Saturday, August 13, 2022

Should the referee’s decision really be final?

When referee Julius Uyapo gave striker Onalethata Tshekiso of Rollers his marching orders, for taking off his jersey in celebration and for reportedly making a provocative gesture, it sparked fresh demands for a review.

The incident, which occurred last weekend in Molepolole when Rollers beat BMC 1-0, stirred controversy as many people who watched the game claimed it should have been a caution instead and that the red card was a mistake.
The referee’s match report reiterates the decision was correct. According to the match report, in addition to taking off his jersey, Tshekiso raised a middle finger to the opposition fans and, for that, he was shown a straight red card.
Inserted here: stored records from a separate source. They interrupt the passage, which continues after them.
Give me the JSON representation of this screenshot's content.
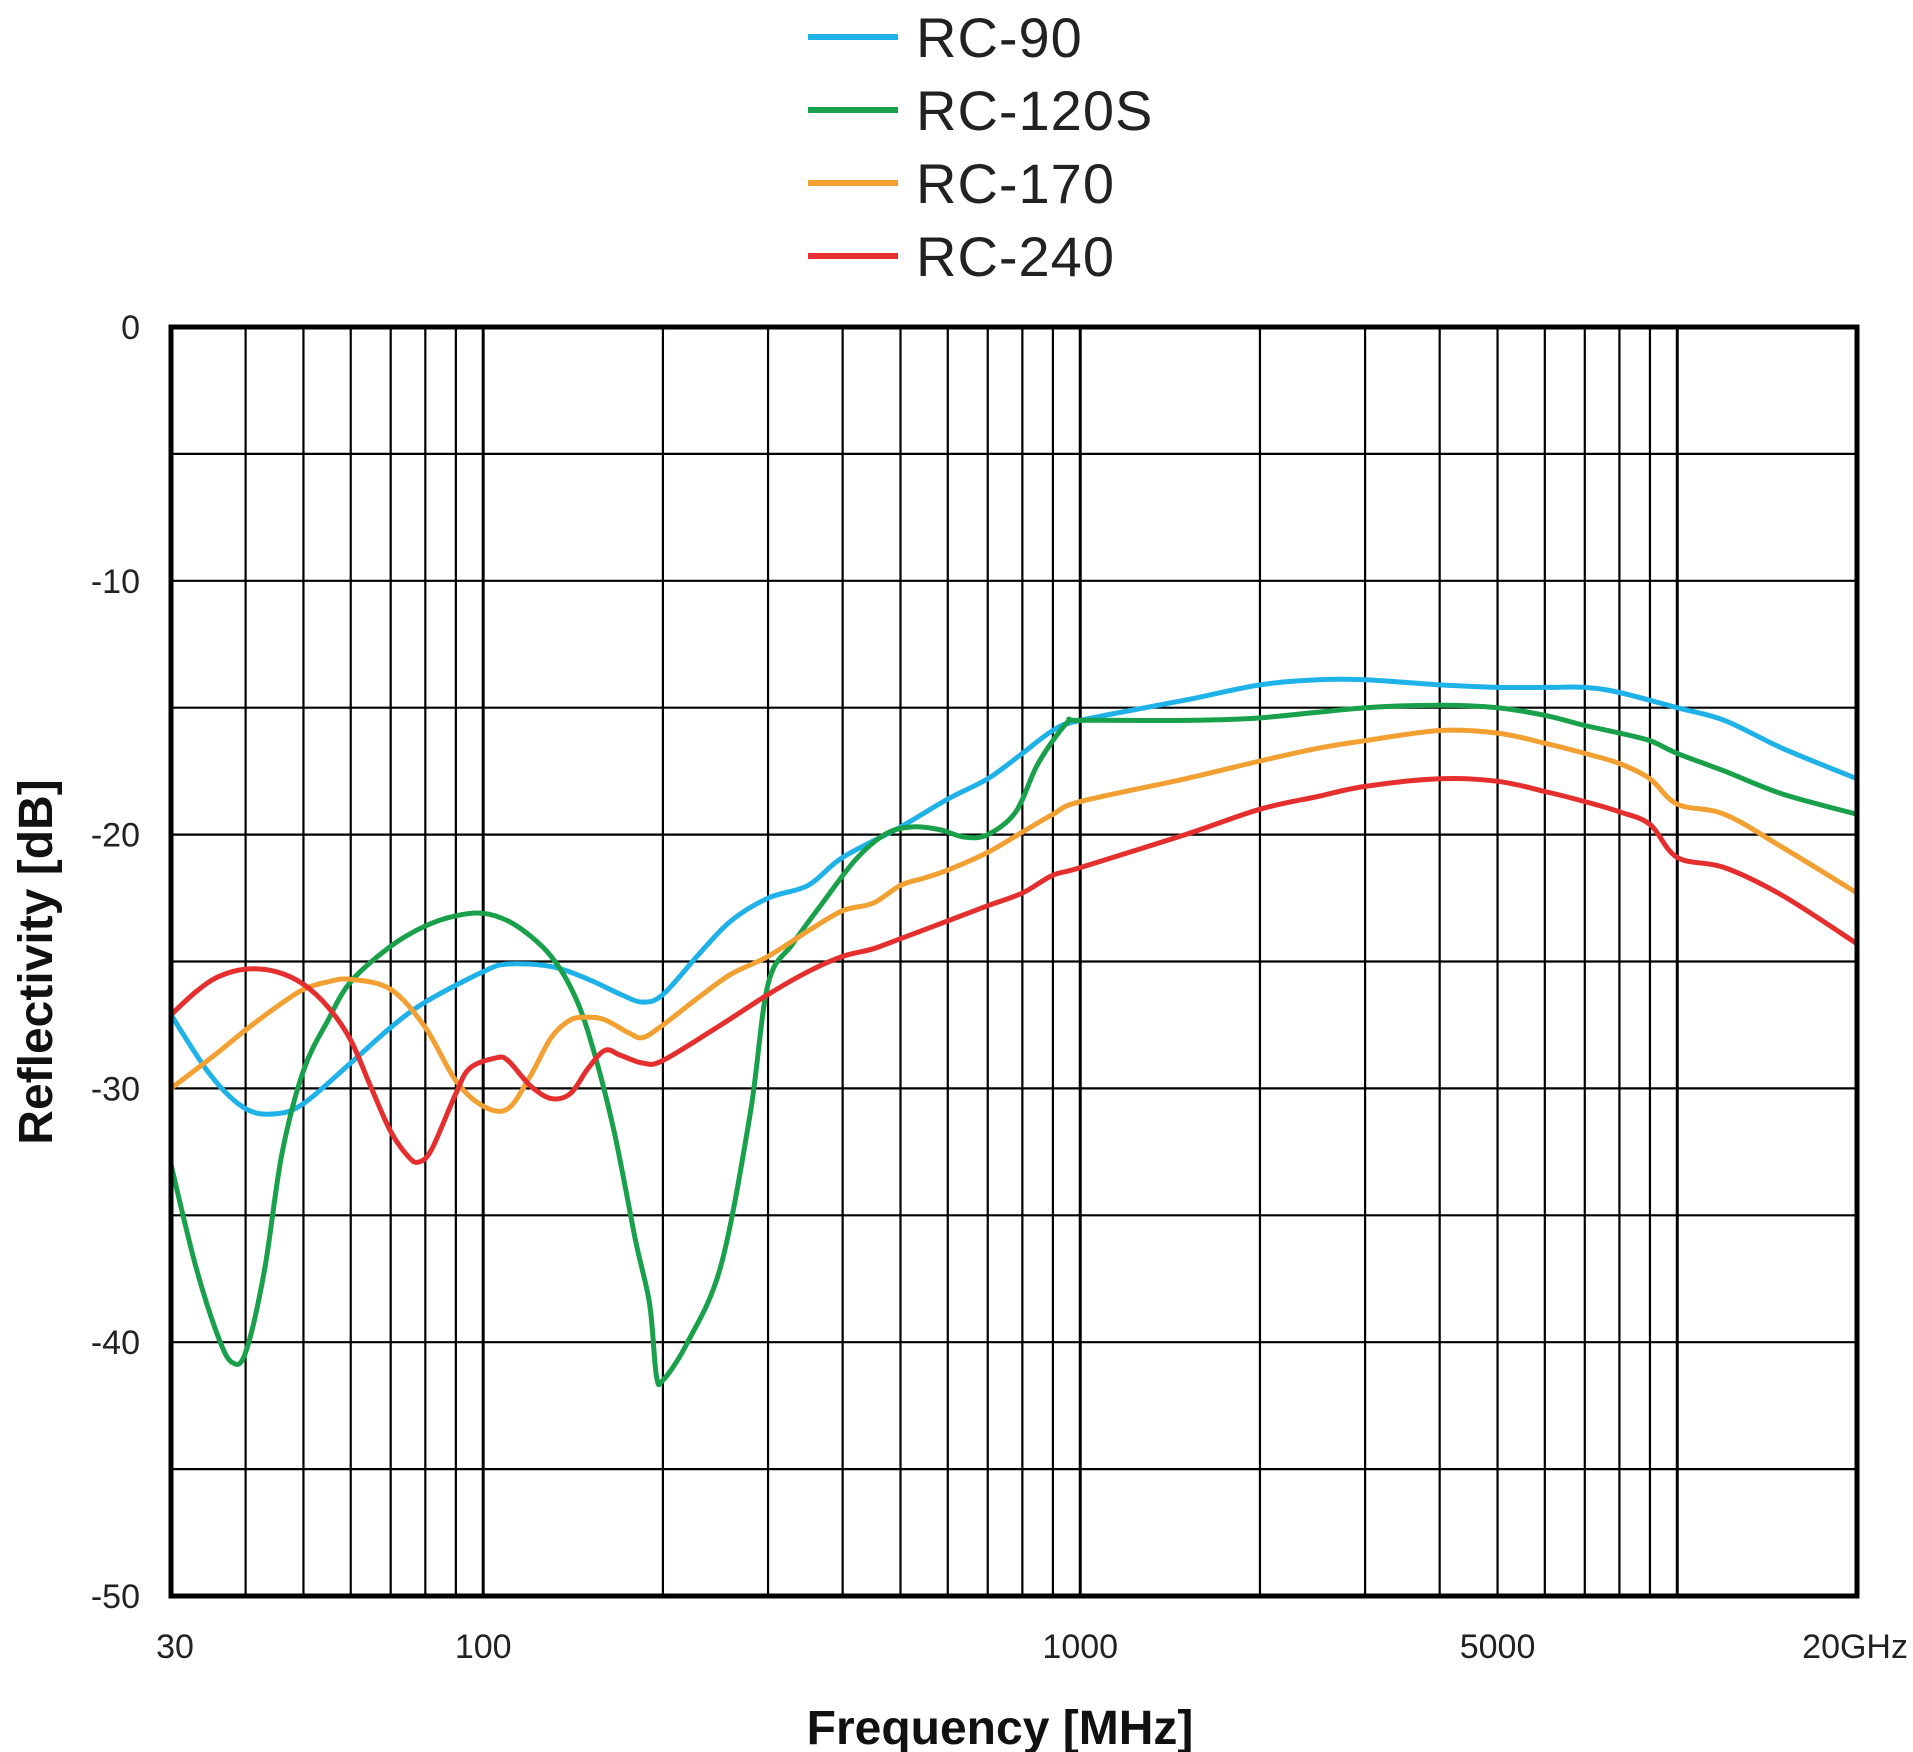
{
  "chart_data": {
    "type": "line",
    "xlabel": "Frequency [MHz]",
    "ylabel": "Reflectivity [dB]",
    "x_scale": "log",
    "xlim": [
      30,
      20000
    ],
    "ylim": [
      -50,
      0
    ],
    "grid": true,
    "legend_position": "top-center",
    "y_ticks": [
      "0",
      "-10",
      "-20",
      "-30",
      "-40",
      "-50"
    ],
    "x_ticks": [
      "30",
      "100",
      "1000",
      "5000",
      "20GHz"
    ],
    "series": [
      {
        "name": "RC-90",
        "color": "#1fb2e8",
        "points": [
          [
            30,
            -27.1
          ],
          [
            35,
            -29.5
          ],
          [
            40,
            -30.8
          ],
          [
            45,
            -31.0
          ],
          [
            50,
            -30.6
          ],
          [
            60,
            -29.0
          ],
          [
            70,
            -27.6
          ],
          [
            80,
            -26.6
          ],
          [
            100,
            -25.4
          ],
          [
            110,
            -25.1
          ],
          [
            130,
            -25.2
          ],
          [
            150,
            -25.7
          ],
          [
            170,
            -26.3
          ],
          [
            185,
            -26.6
          ],
          [
            200,
            -26.3
          ],
          [
            230,
            -24.7
          ],
          [
            260,
            -23.4
          ],
          [
            300,
            -22.5
          ],
          [
            350,
            -22.0
          ],
          [
            400,
            -20.9
          ],
          [
            500,
            -19.7
          ],
          [
            600,
            -18.6
          ],
          [
            700,
            -17.8
          ],
          [
            800,
            -16.8
          ],
          [
            900,
            -15.9
          ],
          [
            1000,
            -15.5
          ],
          [
            1500,
            -14.7
          ],
          [
            2000,
            -14.1
          ],
          [
            2500,
            -13.9
          ],
          [
            3000,
            -13.9
          ],
          [
            4000,
            -14.1
          ],
          [
            5000,
            -14.2
          ],
          [
            6000,
            -14.2
          ],
          [
            7000,
            -14.2
          ],
          [
            8000,
            -14.4
          ],
          [
            10000,
            -15.0
          ],
          [
            12000,
            -15.5
          ],
          [
            15000,
            -16.6
          ],
          [
            20000,
            -17.8
          ]
        ]
      },
      {
        "name": "RC-120S",
        "color": "#18a04a",
        "points": [
          [
            30,
            -33.0
          ],
          [
            33,
            -37.0
          ],
          [
            36,
            -39.8
          ],
          [
            38,
            -40.8
          ],
          [
            40,
            -40.4
          ],
          [
            43,
            -37.2
          ],
          [
            46,
            -32.6
          ],
          [
            50,
            -29.3
          ],
          [
            55,
            -27.3
          ],
          [
            60,
            -25.8
          ],
          [
            70,
            -24.4
          ],
          [
            80,
            -23.6
          ],
          [
            90,
            -23.2
          ],
          [
            100,
            -23.1
          ],
          [
            110,
            -23.4
          ],
          [
            120,
            -24.0
          ],
          [
            130,
            -24.8
          ],
          [
            140,
            -26.0
          ],
          [
            150,
            -27.8
          ],
          [
            165,
            -31.5
          ],
          [
            180,
            -36.0
          ],
          [
            190,
            -38.5
          ],
          [
            195,
            -41.3
          ],
          [
            200,
            -41.5
          ],
          [
            220,
            -40.0
          ],
          [
            250,
            -37.0
          ],
          [
            280,
            -31.0
          ],
          [
            300,
            -25.9
          ],
          [
            330,
            -24.3
          ],
          [
            370,
            -22.7
          ],
          [
            420,
            -21.0
          ],
          [
            470,
            -20.0
          ],
          [
            520,
            -19.7
          ],
          [
            580,
            -19.8
          ],
          [
            640,
            -20.1
          ],
          [
            700,
            -20.0
          ],
          [
            780,
            -19.1
          ],
          [
            850,
            -17.2
          ],
          [
            950,
            -15.6
          ],
          [
            1000,
            -15.5
          ],
          [
            1500,
            -15.5
          ],
          [
            2000,
            -15.4
          ],
          [
            3000,
            -15.0
          ],
          [
            4000,
            -14.9
          ],
          [
            5000,
            -15.0
          ],
          [
            6000,
            -15.3
          ],
          [
            7000,
            -15.7
          ],
          [
            8000,
            -16.0
          ],
          [
            9000,
            -16.3
          ],
          [
            10000,
            -16.8
          ],
          [
            12000,
            -17.5
          ],
          [
            15000,
            -18.4
          ],
          [
            20000,
            -19.2
          ]
        ]
      },
      {
        "name": "RC-170",
        "color": "#f2a032",
        "points": [
          [
            30,
            -30.0
          ],
          [
            35,
            -28.8
          ],
          [
            40,
            -27.7
          ],
          [
            45,
            -26.8
          ],
          [
            50,
            -26.1
          ],
          [
            55,
            -25.8
          ],
          [
            60,
            -25.7
          ],
          [
            70,
            -26.1
          ],
          [
            80,
            -27.6
          ],
          [
            90,
            -29.7
          ],
          [
            100,
            -30.7
          ],
          [
            110,
            -30.8
          ],
          [
            120,
            -29.5
          ],
          [
            130,
            -28.0
          ],
          [
            140,
            -27.3
          ],
          [
            150,
            -27.2
          ],
          [
            160,
            -27.3
          ],
          [
            175,
            -27.8
          ],
          [
            185,
            -28.0
          ],
          [
            200,
            -27.5
          ],
          [
            230,
            -26.4
          ],
          [
            260,
            -25.5
          ],
          [
            300,
            -24.8
          ],
          [
            350,
            -23.8
          ],
          [
            400,
            -23.0
          ],
          [
            450,
            -22.7
          ],
          [
            500,
            -22.0
          ],
          [
            550,
            -21.7
          ],
          [
            600,
            -21.4
          ],
          [
            700,
            -20.7
          ],
          [
            800,
            -19.9
          ],
          [
            900,
            -19.2
          ],
          [
            1000,
            -18.7
          ],
          [
            1500,
            -17.8
          ],
          [
            2000,
            -17.1
          ],
          [
            2500,
            -16.6
          ],
          [
            3000,
            -16.3
          ],
          [
            4000,
            -15.9
          ],
          [
            5000,
            -16.0
          ],
          [
            6000,
            -16.4
          ],
          [
            7000,
            -16.8
          ],
          [
            8000,
            -17.2
          ],
          [
            9000,
            -17.8
          ],
          [
            10000,
            -18.8
          ],
          [
            12000,
            -19.2
          ],
          [
            15000,
            -20.5
          ],
          [
            20000,
            -22.3
          ]
        ]
      },
      {
        "name": "RC-240",
        "color": "#e52f2f",
        "points": [
          [
            30,
            -27.1
          ],
          [
            33,
            -26.2
          ],
          [
            36,
            -25.6
          ],
          [
            40,
            -25.3
          ],
          [
            45,
            -25.4
          ],
          [
            50,
            -25.9
          ],
          [
            55,
            -26.8
          ],
          [
            60,
            -28.1
          ],
          [
            65,
            -30.0
          ],
          [
            70,
            -31.7
          ],
          [
            75,
            -32.7
          ],
          [
            78,
            -32.9
          ],
          [
            82,
            -32.4
          ],
          [
            90,
            -30.2
          ],
          [
            95,
            -29.2
          ],
          [
            105,
            -28.8
          ],
          [
            110,
            -28.9
          ],
          [
            120,
            -29.9
          ],
          [
            130,
            -30.4
          ],
          [
            140,
            -30.2
          ],
          [
            150,
            -29.2
          ],
          [
            160,
            -28.5
          ],
          [
            170,
            -28.7
          ],
          [
            185,
            -29.0
          ],
          [
            200,
            -28.9
          ],
          [
            250,
            -27.5
          ],
          [
            300,
            -26.3
          ],
          [
            350,
            -25.4
          ],
          [
            400,
            -24.8
          ],
          [
            450,
            -24.5
          ],
          [
            500,
            -24.1
          ],
          [
            600,
            -23.4
          ],
          [
            700,
            -22.8
          ],
          [
            800,
            -22.3
          ],
          [
            900,
            -21.6
          ],
          [
            1000,
            -21.3
          ],
          [
            1500,
            -20.0
          ],
          [
            2000,
            -19.0
          ],
          [
            2500,
            -18.5
          ],
          [
            3000,
            -18.1
          ],
          [
            4000,
            -17.8
          ],
          [
            5000,
            -17.9
          ],
          [
            6000,
            -18.3
          ],
          [
            7000,
            -18.7
          ],
          [
            8000,
            -19.1
          ],
          [
            9000,
            -19.6
          ],
          [
            10000,
            -20.9
          ],
          [
            12000,
            -21.3
          ],
          [
            15000,
            -22.4
          ],
          [
            20000,
            -24.3
          ]
        ]
      }
    ]
  }
}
The fourth official and assistant referee are also said to have seen the player making the gesture and backed Uyapo’s decision.
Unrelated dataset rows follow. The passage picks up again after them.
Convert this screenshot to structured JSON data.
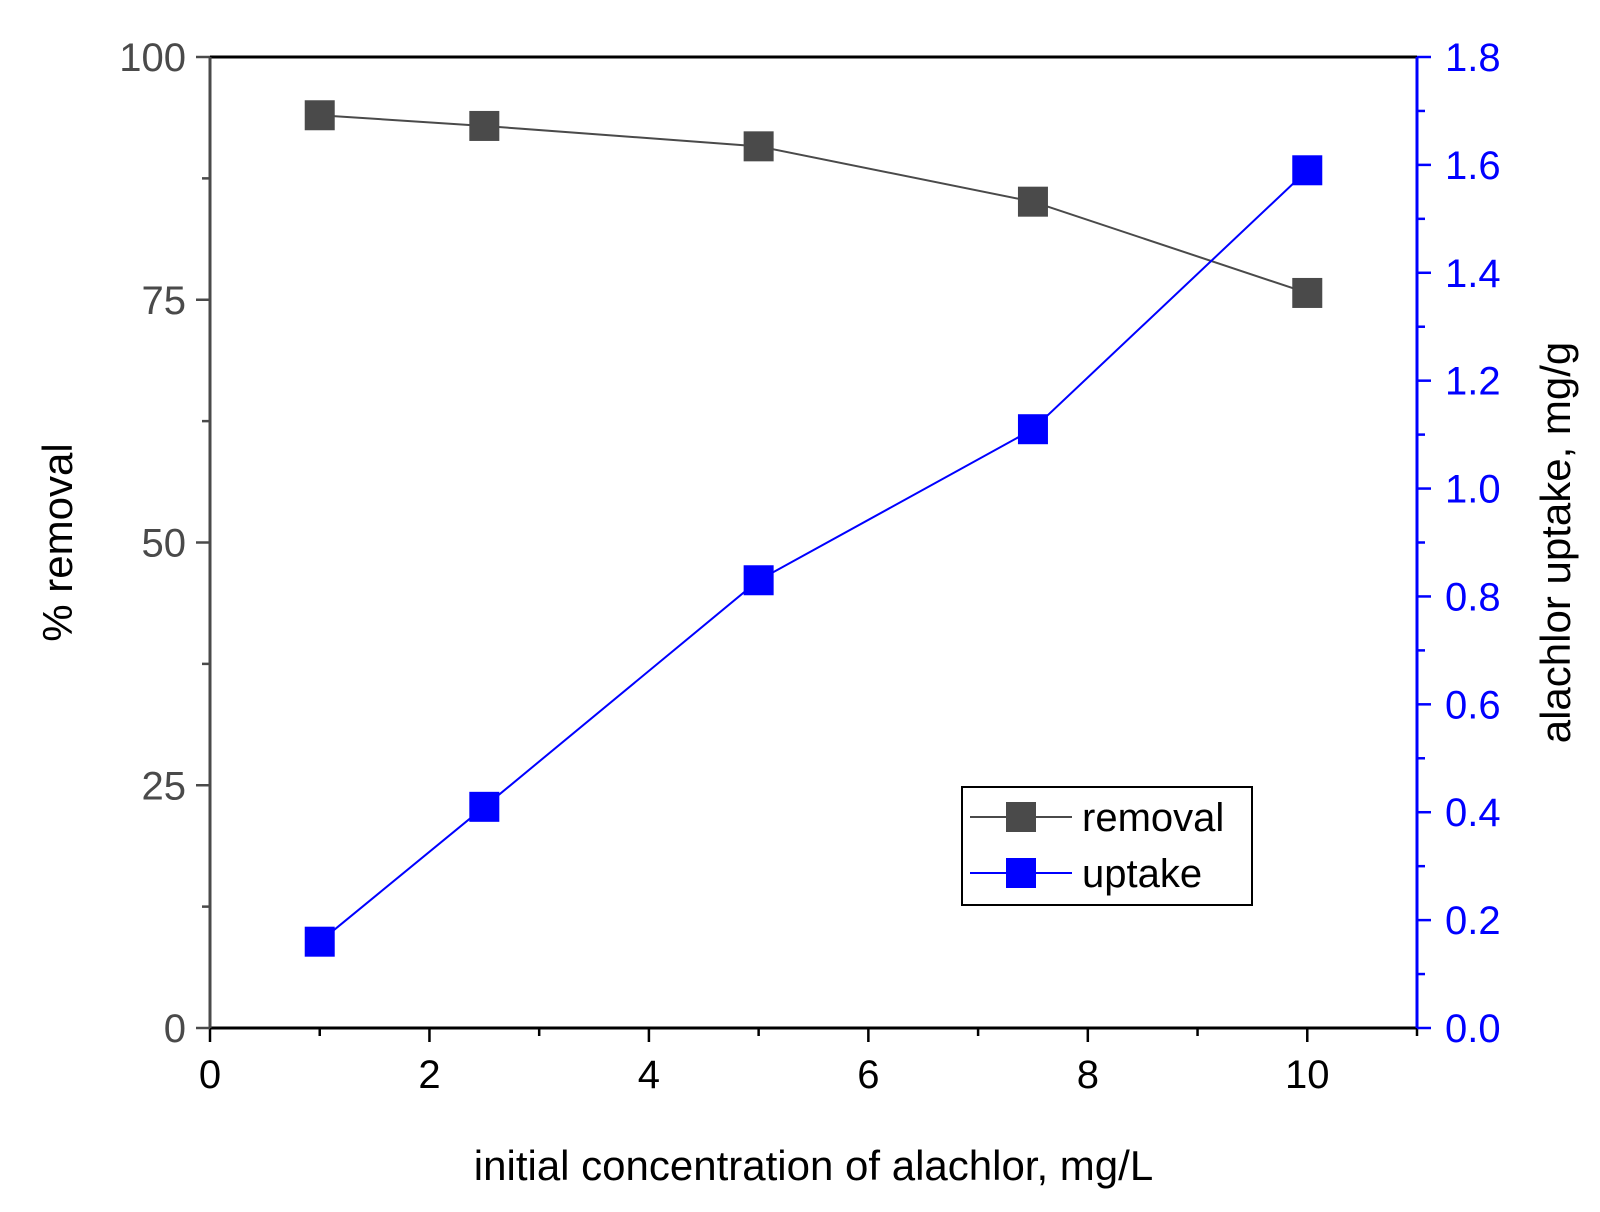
{
  "chart_data": {
    "type": "line",
    "title": "",
    "xlabel": "initial concentration of alachlor, mg/L",
    "ylabel_left": "% removal",
    "ylabel_right": "alachlor uptake, mg/g",
    "xlim": [
      0,
      11
    ],
    "ylim_left": [
      0,
      100
    ],
    "ylim_right": [
      0,
      1.8
    ],
    "x_ticks": [
      "0",
      "2",
      "4",
      "6",
      "8",
      "10"
    ],
    "y_left_ticks": [
      "0",
      "25",
      "50",
      "75",
      "100"
    ],
    "y_right_ticks": [
      "0.0",
      "0.2",
      "0.4",
      "0.6",
      "0.8",
      "1.0",
      "1.2",
      "1.4",
      "1.6",
      "1.8"
    ],
    "grid": false,
    "legend_position": "bottom-right",
    "series": [
      {
        "name": "removal",
        "axis": "left",
        "color": "#4a4a4a",
        "marker": "square",
        "x": [
          1,
          2.5,
          5,
          7.5,
          10
        ],
        "y": [
          94,
          92.9,
          90.8,
          85.1,
          75.7
        ]
      },
      {
        "name": "uptake",
        "axis": "right",
        "color": "#0000ff",
        "marker": "square",
        "x": [
          1,
          2.5,
          5,
          7.5,
          10
        ],
        "y": [
          0.16,
          0.41,
          0.83,
          1.11,
          1.59
        ]
      }
    ],
    "colors": {
      "left_axis": "#4a4a4a",
      "right_axis": "#0000ff",
      "frame": "#000000"
    }
  }
}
Reports say that immediately after the game, Uyapo admitted to having made a mistake. This has brought about complaints that, owing to the absence of a review structure from the referee’s committee, referees might do things as they wish knowing that their decisions are binding.

The Secretary of the Referee’s Committee, Marvelous Shaengarae, said people may have concentrated too much on the taking off of the jersey and obviously did not see the other offence. He explained that it’s customary that, in the event a player commits two or more fouls simultaneously, he can be sent out.
Shaengarae said Law 12 of play Rules and Regulations further says that if in the opinion of the referee, a player utters offensive language or makes a provocative gesture he is given a red card.
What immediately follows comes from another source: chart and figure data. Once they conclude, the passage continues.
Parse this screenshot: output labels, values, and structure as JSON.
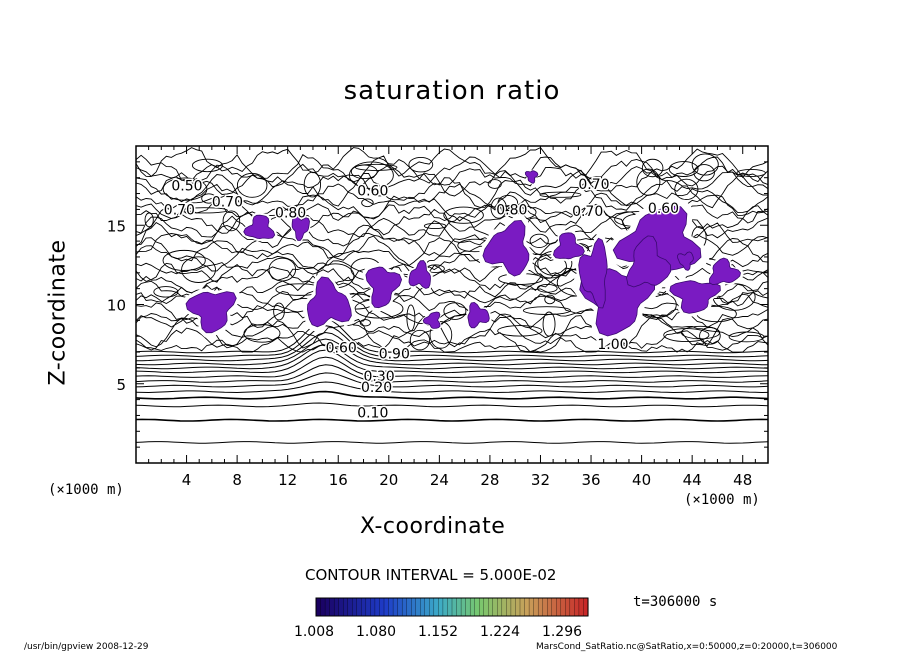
{
  "chart_data": {
    "type": "contour",
    "title": "saturation ratio",
    "xlabel": "X-coordinate",
    "ylabel": "Z-coordinate",
    "x_unit": "(×1000 m)",
    "z_unit": "(×1000 m)",
    "xlim": [
      0,
      50
    ],
    "ylim": [
      0,
      20
    ],
    "x_ticks": [
      "4",
      "8",
      "12",
      "16",
      "20",
      "24",
      "28",
      "32",
      "36",
      "40",
      "44",
      "48"
    ],
    "y_ticks": [
      "5",
      "10",
      "15"
    ],
    "contour_interval": "CONTOUR INTERVAL = 5.000E-02",
    "contour_labels": [
      "0.50",
      "0.60",
      "0.70",
      "0.70",
      "0.80",
      "0.70",
      "0.70",
      "0.80",
      "0.60",
      "0.60",
      "0.90",
      "1.00",
      "0.30",
      "0.20",
      "0.10"
    ],
    "shading_threshold": 1.0,
    "colorbar_ticks": [
      "1.008",
      "1.080",
      "1.152",
      "1.224",
      "1.296"
    ],
    "time_label": "t=306000 s",
    "footer_left": "/usr/bin/gpview  2008-12-29",
    "footer_right": "MarsCond_SatRatio.nc@SatRatio,x=0:50000,z=0:20000,t=306000",
    "colors": {
      "fill": "#7a1bc2",
      "line": "#000000",
      "colorbar_low": "#1a0060",
      "colorbar_mid": "#7fcf6e",
      "colorbar_high": "#c4322a"
    }
  }
}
Shaengarae said that they are, therefore, inclined to believe what the referee’s match report says as they have confidence in the caliber of their referees.

He, however, said that if they find a clear fault or incompetence with the referee, they usually allocate them lighter games.

He added that the other thing they do is to rehabilitate the referees.
“In the event that a referee concedes to having made a mistake and stated in the match report, nothing can be done to correct the decision, unless if maybe with the disciplinary or the executive committees such a decision may be reached. However, so far, there has not been any decision reversed even in previous incidents where it was clear a referee had made a mistake. There is currently no committee that is responsible for a review and reversal of faulty referee decisions and if there was to be any, it has to be done directly by the Botswana Football Association (BFA).”

Tebogo Sebego, the BFA legal Advisor, said he sees no problem with a review of referee’s decision, especially when there is the benefit of video clips as is the case with the Tshekiso incident. He revealed that video clips have in the past been used for televised games to make reviews, citing a match between Boteti and Gunners in which video clips were used as aids and subsequent to that some players were slapped with bans for inciting supporters.

“In my own personal opinion, even if it is often said that a referee’s decision is final, we must understand that they are also human and are not exempt from making mistakes. The decision can be changed, especially when the decision is one that will not change the result of the game,” he opined.